1- If I understand correctly, what you are referring to here is data discretization: in your example, instead of representing the concentration of zinc as a continuous function of the position (left - I assumed a concentration represented over a 1D line, although I guess your data are represented on a 2D map), you would bin them to obtain a discrete distribution (right). In the later case, the first bin represents the concentration of zinc in the $[0m-10m]$ segment, the second bin represents the concentration of zinc in the $]10m-20m]$ segment, and so on. The goal of discretization is generally to simplify your data for visualization, e.g. to be able to represent them using an histogram as on the right figure.
Note that there are also ways to estimate continuous distributions from data (i.e. without discretizing them), using e.g. a Kernel Density Estimator.
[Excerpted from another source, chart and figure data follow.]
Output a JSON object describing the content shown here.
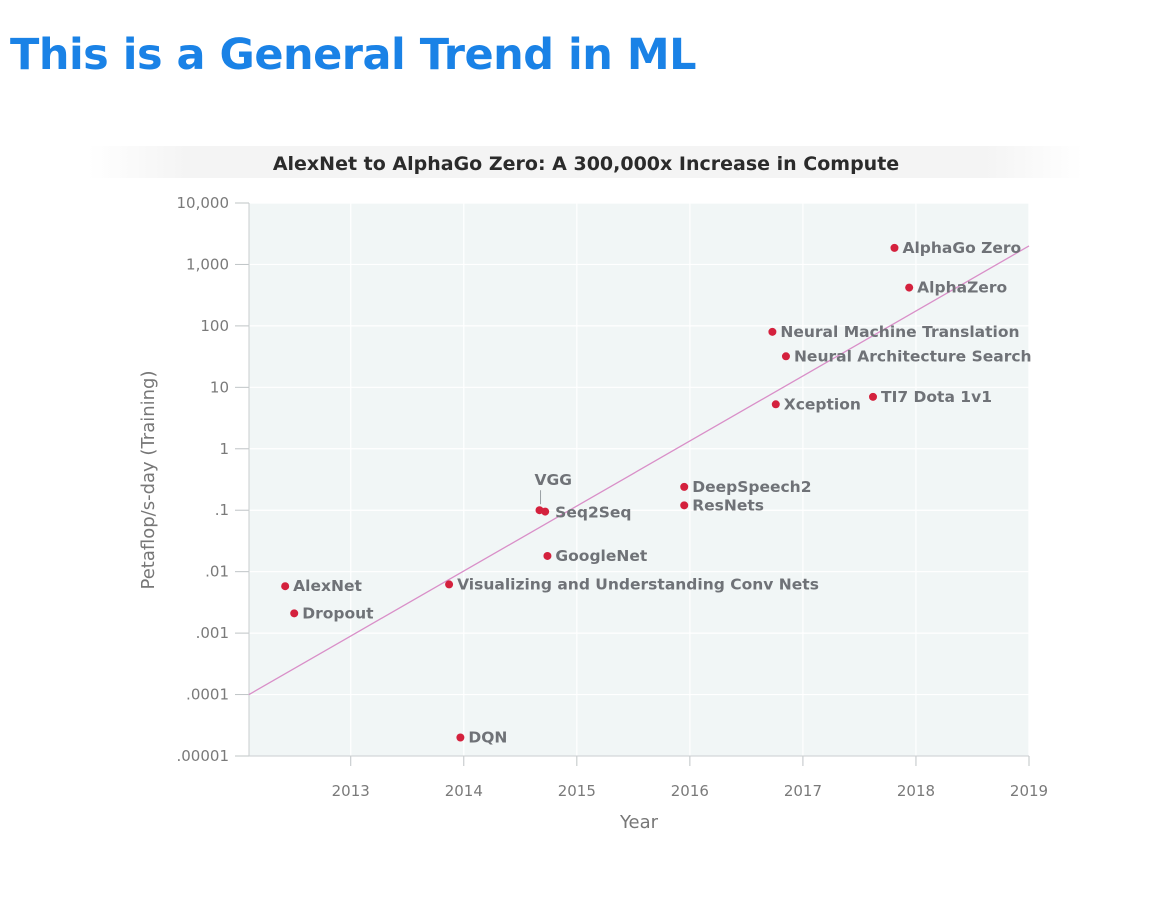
{
  "slide": {
    "title": "This is a General Trend in ML"
  },
  "chart_data": {
    "type": "scatter",
    "title": "AlexNet to AlphaGo Zero: A 300,000x Increase in Compute",
    "xlabel": "Year",
    "ylabel": "Petaflop/s-day (Training)",
    "y_scale": "log",
    "xlim": [
      2012.1,
      2019
    ],
    "ylim": [
      1e-05,
      10000
    ],
    "x_ticks": [
      {
        "value": 2013,
        "label": "2013"
      },
      {
        "value": 2014,
        "label": "2014"
      },
      {
        "value": 2015,
        "label": "2015"
      },
      {
        "value": 2016,
        "label": "2016"
      },
      {
        "value": 2017,
        "label": "2017"
      },
      {
        "value": 2018,
        "label": "2018"
      },
      {
        "value": 2019,
        "label": "2019"
      }
    ],
    "y_ticks": [
      {
        "value": 10000,
        "label": "10,000"
      },
      {
        "value": 1000,
        "label": "1,000"
      },
      {
        "value": 100,
        "label": "100"
      },
      {
        "value": 10,
        "label": "10"
      },
      {
        "value": 1,
        "label": "1"
      },
      {
        "value": 0.1,
        "label": ".1"
      },
      {
        "value": 0.01,
        "label": ".01"
      },
      {
        "value": 0.001,
        "label": ".001"
      },
      {
        "value": 0.0001,
        "label": ".0001"
      },
      {
        "value": 1e-05,
        "label": ".00001"
      }
    ],
    "grid": true,
    "background_color": "#f1f6f6",
    "point_color": "#d4213d",
    "trend_color": "#d98fc8",
    "trendline": {
      "x": [
        2012.1,
        2019
      ],
      "y": [
        0.0001,
        2000
      ]
    },
    "points": [
      {
        "label": "AlexNet",
        "x": 2012.42,
        "y": 0.0058
      },
      {
        "label": "Dropout",
        "x": 2012.5,
        "y": 0.0021
      },
      {
        "label": "DQN",
        "x": 2013.97,
        "y": 2e-05
      },
      {
        "label": "Visualizing and Understanding Conv Nets",
        "x": 2013.87,
        "y": 0.0062
      },
      {
        "label": "VGG",
        "x": 2014.67,
        "y": 0.1
      },
      {
        "label": "Seq2Seq",
        "x": 2014.72,
        "y": 0.095
      },
      {
        "label": "GoogleNet",
        "x": 2014.74,
        "y": 0.018
      },
      {
        "label": "DeepSpeech2",
        "x": 2015.95,
        "y": 0.24
      },
      {
        "label": "ResNets",
        "x": 2015.95,
        "y": 0.12
      },
      {
        "label": "Neural Machine Translation",
        "x": 2016.73,
        "y": 80
      },
      {
        "label": "Neural Architecture Search",
        "x": 2016.85,
        "y": 32
      },
      {
        "label": "Xception",
        "x": 2016.76,
        "y": 5.3
      },
      {
        "label": "TI7 Dota 1v1",
        "x": 2017.62,
        "y": 7
      },
      {
        "label": "AlphaGo Zero",
        "x": 2017.81,
        "y": 1860
      },
      {
        "label": "AlphaZero",
        "x": 2017.94,
        "y": 420
      }
    ]
  }
}
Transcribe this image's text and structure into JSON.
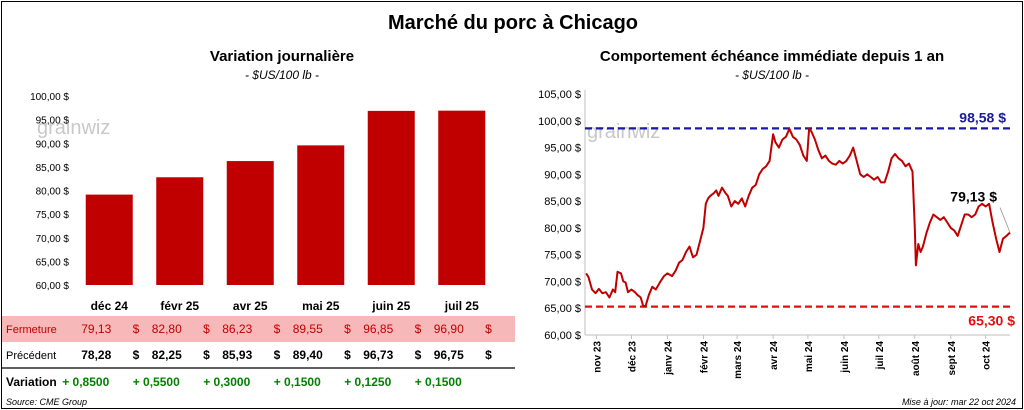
{
  "title": "Marché du porc à Chicago",
  "watermark": "grainwiz",
  "colors": {
    "bar": "#c00000",
    "line": "#c00000",
    "high": "#1a1aa0",
    "low": "#e01010",
    "positive": "#008000",
    "fermeture_bg": "#f6b8b8"
  },
  "left_chart": {
    "subtitle": "Variation journalière",
    "unit": "- $US/100 lb -",
    "chart_data": {
      "type": "bar",
      "categories": [
        "déc 24",
        "févr 25",
        "avr 25",
        "mai 25",
        "juin 25",
        "juil 25"
      ],
      "values": [
        79.13,
        82.8,
        86.23,
        89.55,
        96.85,
        96.9
      ],
      "ylim": [
        60,
        100
      ],
      "yticks": [
        "60,00 $",
        "65,00 $",
        "70,00 $",
        "75,00 $",
        "80,00 $",
        "85,00 $",
        "90,00 $",
        "95,00 $",
        "100,00 $"
      ],
      "ytick_values": [
        60,
        65,
        70,
        75,
        80,
        85,
        90,
        95,
        100
      ],
      "grid": false
    },
    "table": {
      "rows": [
        {
          "label": "Fermeture",
          "values": [
            "79,13",
            "82,80",
            "86,23",
            "89,55",
            "96,85",
            "96,90"
          ],
          "suffix": "$"
        },
        {
          "label": "Précédent",
          "values": [
            "78,28",
            "82,25",
            "85,93",
            "89,40",
            "96,73",
            "96,75"
          ],
          "suffix": "$"
        },
        {
          "label": "Variation",
          "values": [
            "+ 0,8500",
            "+ 0,5500",
            "+ 0,3000",
            "+ 0,1500",
            "+ 0,1250",
            "+ 0,1500"
          ],
          "suffix": ""
        }
      ]
    }
  },
  "right_chart": {
    "subtitle": "Comportement échéance immédiate depuis 1 an",
    "unit": "- $US/100 lb -",
    "chart_data": {
      "type": "line",
      "ylim": [
        60,
        105
      ],
      "yticks": [
        "60,00 $",
        "65,00 $",
        "70,00 $",
        "75,00 $",
        "80,00 $",
        "85,00 $",
        "90,00 $",
        "95,00 $",
        "100,00 $",
        "105,00 $"
      ],
      "ytick_values": [
        60,
        65,
        70,
        75,
        80,
        85,
        90,
        95,
        100,
        105
      ],
      "xlim": [
        "2023-10-22",
        "2024-10-22"
      ],
      "xticks": [
        {
          "label": "nov 23",
          "date": "2023-11-01"
        },
        {
          "label": "déc 23",
          "date": "2023-12-01"
        },
        {
          "label": "janv 24",
          "date": "2024-01-01"
        },
        {
          "label": "févr 24",
          "date": "2024-02-01"
        },
        {
          "label": "mars 24",
          "date": "2024-03-01"
        },
        {
          "label": "avr 24",
          "date": "2024-04-01"
        },
        {
          "label": "mai 24",
          "date": "2024-05-01"
        },
        {
          "label": "juin 24",
          "date": "2024-06-01"
        },
        {
          "label": "juil 24",
          "date": "2024-07-01"
        },
        {
          "label": "août 24",
          "date": "2024-08-01"
        },
        {
          "label": "sept 24",
          "date": "2024-09-01"
        },
        {
          "label": "oct 24",
          "date": "2024-10-01"
        }
      ],
      "series": [
        {
          "points": [
            [
              "2023-10-23",
              71.5
            ],
            [
              "2023-10-25",
              70.8
            ],
            [
              "2023-10-28",
              68.5
            ],
            [
              "2023-10-31",
              67.8
            ],
            [
              "2023-11-03",
              68.6
            ],
            [
              "2023-11-06",
              67.8
            ],
            [
              "2023-11-09",
              68.0
            ],
            [
              "2023-11-12",
              67.0
            ],
            [
              "2023-11-15",
              68.5
            ],
            [
              "2023-11-17",
              68.0
            ],
            [
              "2023-11-19",
              71.8
            ],
            [
              "2023-11-22",
              71.5
            ],
            [
              "2023-11-24",
              70.0
            ],
            [
              "2023-11-26",
              69.8
            ],
            [
              "2023-11-28",
              68.0
            ],
            [
              "2023-12-01",
              68.5
            ],
            [
              "2023-12-04",
              68.0
            ],
            [
              "2023-12-06",
              67.5
            ],
            [
              "2023-12-09",
              67.0
            ],
            [
              "2023-12-11",
              65.5
            ],
            [
              "2023-12-13",
              65.3
            ],
            [
              "2023-12-16",
              67.5
            ],
            [
              "2023-12-19",
              69.0
            ],
            [
              "2023-12-22",
              68.5
            ],
            [
              "2023-12-26",
              70.0
            ],
            [
              "2023-12-29",
              71.0
            ],
            [
              "2024-01-01",
              71.5
            ],
            [
              "2024-01-05",
              71.0
            ],
            [
              "2024-01-08",
              72.0
            ],
            [
              "2024-01-11",
              73.5
            ],
            [
              "2024-01-14",
              74.0
            ],
            [
              "2024-01-17",
              75.5
            ],
            [
              "2024-01-20",
              76.5
            ],
            [
              "2024-01-23",
              74.5
            ],
            [
              "2024-01-26",
              75.0
            ],
            [
              "2024-01-29",
              77.5
            ],
            [
              "2024-02-01",
              80.0
            ],
            [
              "2024-02-03",
              84.5
            ],
            [
              "2024-02-05",
              85.5
            ],
            [
              "2024-02-07",
              86.0
            ],
            [
              "2024-02-10",
              86.5
            ],
            [
              "2024-02-12",
              87.0
            ],
            [
              "2024-02-14",
              86.0
            ],
            [
              "2024-02-17",
              87.5
            ],
            [
              "2024-02-20",
              86.5
            ],
            [
              "2024-02-22",
              86.0
            ],
            [
              "2024-02-25",
              84.0
            ],
            [
              "2024-02-28",
              85.0
            ],
            [
              "2024-03-02",
              84.5
            ],
            [
              "2024-03-05",
              85.5
            ],
            [
              "2024-03-08",
              84.0
            ],
            [
              "2024-03-11",
              86.0
            ],
            [
              "2024-03-14",
              87.5
            ],
            [
              "2024-03-17",
              88.0
            ],
            [
              "2024-03-20",
              90.0
            ],
            [
              "2024-03-23",
              91.0
            ],
            [
              "2024-03-26",
              91.5
            ],
            [
              "2024-03-29",
              92.5
            ],
            [
              "2024-04-01",
              97.5
            ],
            [
              "2024-04-03",
              96.0
            ],
            [
              "2024-04-06",
              95.0
            ],
            [
              "2024-04-09",
              96.5
            ],
            [
              "2024-04-12",
              97.0
            ],
            [
              "2024-04-15",
              98.5
            ],
            [
              "2024-04-18",
              97.0
            ],
            [
              "2024-04-21",
              96.5
            ],
            [
              "2024-04-24",
              95.5
            ],
            [
              "2024-04-27",
              93.5
            ],
            [
              "2024-04-30",
              92.5
            ],
            [
              "2024-05-02",
              98.5
            ],
            [
              "2024-05-04",
              98.0
            ],
            [
              "2024-05-07",
              96.5
            ],
            [
              "2024-05-10",
              94.5
            ],
            [
              "2024-05-13",
              93.0
            ],
            [
              "2024-05-16",
              93.5
            ],
            [
              "2024-05-19",
              92.5
            ],
            [
              "2024-05-22",
              92.0
            ],
            [
              "2024-05-25",
              91.8
            ],
            [
              "2024-05-28",
              92.5
            ],
            [
              "2024-05-31",
              92.0
            ],
            [
              "2024-06-03",
              92.5
            ],
            [
              "2024-06-06",
              93.5
            ],
            [
              "2024-06-09",
              95.0
            ],
            [
              "2024-06-12",
              92.5
            ],
            [
              "2024-06-15",
              90.0
            ],
            [
              "2024-06-18",
              89.5
            ],
            [
              "2024-06-21",
              90.0
            ],
            [
              "2024-06-24",
              89.5
            ],
            [
              "2024-06-27",
              89.0
            ],
            [
              "2024-06-30",
              89.5
            ],
            [
              "2024-07-03",
              88.5
            ],
            [
              "2024-07-06",
              88.5
            ],
            [
              "2024-07-09",
              90.5
            ],
            [
              "2024-07-12",
              93.0
            ],
            [
              "2024-07-15",
              93.8
            ],
            [
              "2024-07-18",
              93.0
            ],
            [
              "2024-07-21",
              92.5
            ],
            [
              "2024-07-24",
              91.5
            ],
            [
              "2024-07-27",
              92.0
            ],
            [
              "2024-07-30",
              90.5
            ],
            [
              "2024-08-01",
              80.0
            ],
            [
              "2024-08-02",
              73.0
            ],
            [
              "2024-08-04",
              77.0
            ],
            [
              "2024-08-06",
              75.5
            ],
            [
              "2024-08-08",
              76.5
            ],
            [
              "2024-08-11",
              79.0
            ],
            [
              "2024-08-14",
              81.0
            ],
            [
              "2024-08-17",
              82.5
            ],
            [
              "2024-08-20",
              82.0
            ],
            [
              "2024-08-23",
              81.5
            ],
            [
              "2024-08-26",
              82.0
            ],
            [
              "2024-08-29",
              81.0
            ],
            [
              "2024-09-01",
              80.0
            ],
            [
              "2024-09-04",
              79.5
            ],
            [
              "2024-09-07",
              78.5
            ],
            [
              "2024-09-10",
              80.5
            ],
            [
              "2024-09-13",
              82.5
            ],
            [
              "2024-09-16",
              82.5
            ],
            [
              "2024-09-19",
              82.0
            ],
            [
              "2024-09-22",
              82.5
            ],
            [
              "2024-09-25",
              84.0
            ],
            [
              "2024-09-28",
              84.5
            ],
            [
              "2024-10-01",
              84.0
            ],
            [
              "2024-10-04",
              84.5
            ],
            [
              "2024-10-07",
              81.0
            ],
            [
              "2024-10-10",
              78.0
            ],
            [
              "2024-10-13",
              75.5
            ],
            [
              "2024-10-16",
              78.0
            ],
            [
              "2024-10-19",
              78.5
            ],
            [
              "2024-10-22",
              79.13
            ]
          ]
        }
      ],
      "high": {
        "value": 98.58,
        "label": "98,58 $"
      },
      "low": {
        "value": 65.3,
        "label": "65,30 $"
      },
      "last": {
        "value": 79.13,
        "label": "79,13 $"
      },
      "grid": false
    }
  },
  "footer": {
    "source": "Source: CME Group",
    "updated": "Mise à jour: mar 22 oct 2024"
  }
}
2- EM is meant to work with continuous variables, i.e. without binning them. In your example, if you want to represent the zinc concentration as a function of the position using a mixture of Gaussians, and to fit it on data using the EM algo, one of the parameters of interest would be the position (i.e. the mean) of each components in your mixture, which can be optimized as continuous values and do not need to be binned.
Note that it is also possible to perform EM when some parameters to be estimated are discrete. In this case, a common practice is to loop over the different possible discrete values of this parameter, to perform classical EM for all other parameters (while holding the value for the discrete parameter constant), and to pick the discrete value that yields the highest likelihood, see for instance the following papers using EM:
Barri, A., Wang, Y., Hansel, D., & Mongillo, G. (2016). Quantifying repetitive transmission at chemical synapses: a generative-model approach. Eneuro, 3(2).
Gontier, C., & Pfister, J. P. (2020). Identifiability of a binomial synapse. Frontiers in computational neuroscience, 14, 558477.